= Copositive matrix =

Matrix in linear algebra

In mathematics, specifically linear algebra, a real symmetric matrix A is copositive if
$x^\top Ax\geq 0$
for every nonnegative vector $x\geq 0$ (where the inequalities should be understood coordinate-wise). Some authors do not require A to be symmetric. The collection of all copositive matrices is a proper cone; it includes as a subset the collection of real positive-definite matrices.

Copositive matrices find applications in economics, operations research, and statistics.

== Examples ==
- Every real positive-semidefinite matrix is copositive by definition.
- Every symmetric nonnegative matrix is copositive. This includes the zero matrix.
- The exchange matrix $\bigl(\begin{smallmatrix}0&1\\1&0\end{smallmatrix}\bigr)$ is copositive but not positive-semidefinite.

== Properties ==
It is easy to see that the sum of two copositive matrices is a copositive matrix. More generally, any conical combination of copositive matrices is copositive.

Let A be a copositive matrix. Then we have that
- every principal submatrix of A is copositive as well. In particular, the entries on the main diagonal must be nonnegative.
- the spectral radius ρ(A) is an eigenvalue of A.

Every copositive matrix of order less than 5 can be expressed as the sum of a positive semidefinite matrix and a nonnegative matrix. A counterexample for order 5 is given by a copositive matrix known as Horn-matrix:
$$\begin{pmatrix}1&-1&1&1&-1\\-1&1&-1&1&1\\1&-1&1&-1&1\\1&1&-1&1&-1\\-1&1&1&-1&1\end{pmatrix}$$

== Characterization ==
The class of copositive matrices can be characterized using principal submatrices.
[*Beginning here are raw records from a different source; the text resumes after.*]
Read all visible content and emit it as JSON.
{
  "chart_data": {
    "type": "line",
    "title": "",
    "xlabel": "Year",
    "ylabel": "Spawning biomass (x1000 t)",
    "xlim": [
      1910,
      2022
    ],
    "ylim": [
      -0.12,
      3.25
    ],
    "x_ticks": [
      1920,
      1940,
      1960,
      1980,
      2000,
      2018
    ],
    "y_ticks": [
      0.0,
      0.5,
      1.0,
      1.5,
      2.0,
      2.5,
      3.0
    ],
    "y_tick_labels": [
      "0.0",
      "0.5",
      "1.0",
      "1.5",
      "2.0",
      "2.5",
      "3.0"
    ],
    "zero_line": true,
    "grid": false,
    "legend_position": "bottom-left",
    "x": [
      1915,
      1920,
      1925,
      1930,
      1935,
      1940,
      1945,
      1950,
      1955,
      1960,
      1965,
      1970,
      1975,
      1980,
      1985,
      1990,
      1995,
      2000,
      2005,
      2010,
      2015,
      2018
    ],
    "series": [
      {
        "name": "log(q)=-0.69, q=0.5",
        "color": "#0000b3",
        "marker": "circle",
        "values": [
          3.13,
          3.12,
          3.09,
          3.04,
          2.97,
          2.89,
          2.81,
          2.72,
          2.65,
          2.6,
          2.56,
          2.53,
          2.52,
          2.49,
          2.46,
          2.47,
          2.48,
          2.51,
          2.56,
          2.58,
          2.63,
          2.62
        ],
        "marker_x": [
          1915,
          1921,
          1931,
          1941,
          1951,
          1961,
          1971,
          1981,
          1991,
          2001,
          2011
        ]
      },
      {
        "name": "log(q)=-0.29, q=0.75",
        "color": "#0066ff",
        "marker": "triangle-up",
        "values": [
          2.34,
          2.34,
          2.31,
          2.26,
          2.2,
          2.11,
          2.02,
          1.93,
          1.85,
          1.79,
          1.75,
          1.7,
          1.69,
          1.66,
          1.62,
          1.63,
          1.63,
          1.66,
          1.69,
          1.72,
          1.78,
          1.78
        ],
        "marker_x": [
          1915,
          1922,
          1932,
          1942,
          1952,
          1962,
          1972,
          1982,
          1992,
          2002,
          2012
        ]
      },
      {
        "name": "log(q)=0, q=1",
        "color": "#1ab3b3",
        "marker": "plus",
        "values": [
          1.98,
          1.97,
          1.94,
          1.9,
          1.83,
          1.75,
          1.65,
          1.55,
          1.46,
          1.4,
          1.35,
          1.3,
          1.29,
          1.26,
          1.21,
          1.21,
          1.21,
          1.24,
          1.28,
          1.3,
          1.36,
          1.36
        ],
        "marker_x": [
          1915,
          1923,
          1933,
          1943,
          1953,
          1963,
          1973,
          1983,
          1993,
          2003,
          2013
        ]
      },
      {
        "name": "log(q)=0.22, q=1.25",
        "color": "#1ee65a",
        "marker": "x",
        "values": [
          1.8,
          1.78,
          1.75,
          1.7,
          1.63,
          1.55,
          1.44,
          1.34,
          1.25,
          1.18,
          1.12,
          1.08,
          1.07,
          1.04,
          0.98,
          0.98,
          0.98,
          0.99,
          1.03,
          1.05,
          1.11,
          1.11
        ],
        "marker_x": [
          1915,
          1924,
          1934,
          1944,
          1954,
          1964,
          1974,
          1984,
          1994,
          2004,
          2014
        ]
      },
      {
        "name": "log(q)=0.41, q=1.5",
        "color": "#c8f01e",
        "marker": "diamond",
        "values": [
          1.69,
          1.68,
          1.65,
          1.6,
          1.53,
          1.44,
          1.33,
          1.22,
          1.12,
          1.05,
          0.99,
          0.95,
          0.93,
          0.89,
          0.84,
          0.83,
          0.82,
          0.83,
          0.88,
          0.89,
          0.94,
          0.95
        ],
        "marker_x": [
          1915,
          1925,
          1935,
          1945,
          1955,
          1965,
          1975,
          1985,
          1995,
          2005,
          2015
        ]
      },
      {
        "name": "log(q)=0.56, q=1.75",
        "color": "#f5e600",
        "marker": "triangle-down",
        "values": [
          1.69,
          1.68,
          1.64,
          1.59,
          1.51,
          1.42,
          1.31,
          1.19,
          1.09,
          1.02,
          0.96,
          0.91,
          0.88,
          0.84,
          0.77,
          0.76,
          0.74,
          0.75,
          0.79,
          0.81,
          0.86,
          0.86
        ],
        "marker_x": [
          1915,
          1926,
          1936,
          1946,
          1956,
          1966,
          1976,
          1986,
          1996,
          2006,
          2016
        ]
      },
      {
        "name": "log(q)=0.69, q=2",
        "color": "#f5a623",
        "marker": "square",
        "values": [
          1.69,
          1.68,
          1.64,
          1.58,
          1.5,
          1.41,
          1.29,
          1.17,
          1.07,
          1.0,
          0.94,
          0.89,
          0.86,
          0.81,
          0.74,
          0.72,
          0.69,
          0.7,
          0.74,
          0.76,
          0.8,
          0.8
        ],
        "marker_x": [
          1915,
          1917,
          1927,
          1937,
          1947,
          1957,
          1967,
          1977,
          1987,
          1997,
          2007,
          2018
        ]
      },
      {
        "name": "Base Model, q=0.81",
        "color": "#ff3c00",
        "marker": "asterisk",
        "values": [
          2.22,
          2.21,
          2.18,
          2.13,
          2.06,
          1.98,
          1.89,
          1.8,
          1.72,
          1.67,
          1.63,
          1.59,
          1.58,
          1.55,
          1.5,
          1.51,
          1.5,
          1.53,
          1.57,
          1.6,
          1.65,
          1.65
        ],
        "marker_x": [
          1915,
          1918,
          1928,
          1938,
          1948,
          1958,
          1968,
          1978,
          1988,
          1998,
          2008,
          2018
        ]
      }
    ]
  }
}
One such characterization is due to Wilfred Kaplan:
- A real symmetric matrix A is copositive if and only if every principal submatrix B of A has no eigenvector v > 0 with associated eigenvalue λ < 0.
Several other characterizations are presented in a survey by Ikramov, including:
- Assume that all the off-diagonal entries of a real symmetric matrix A are nonpositive. Then A is copositive if and only if it is positive semidefinite.

The problem of deciding whether a matrix is copositive is co-NP-complete.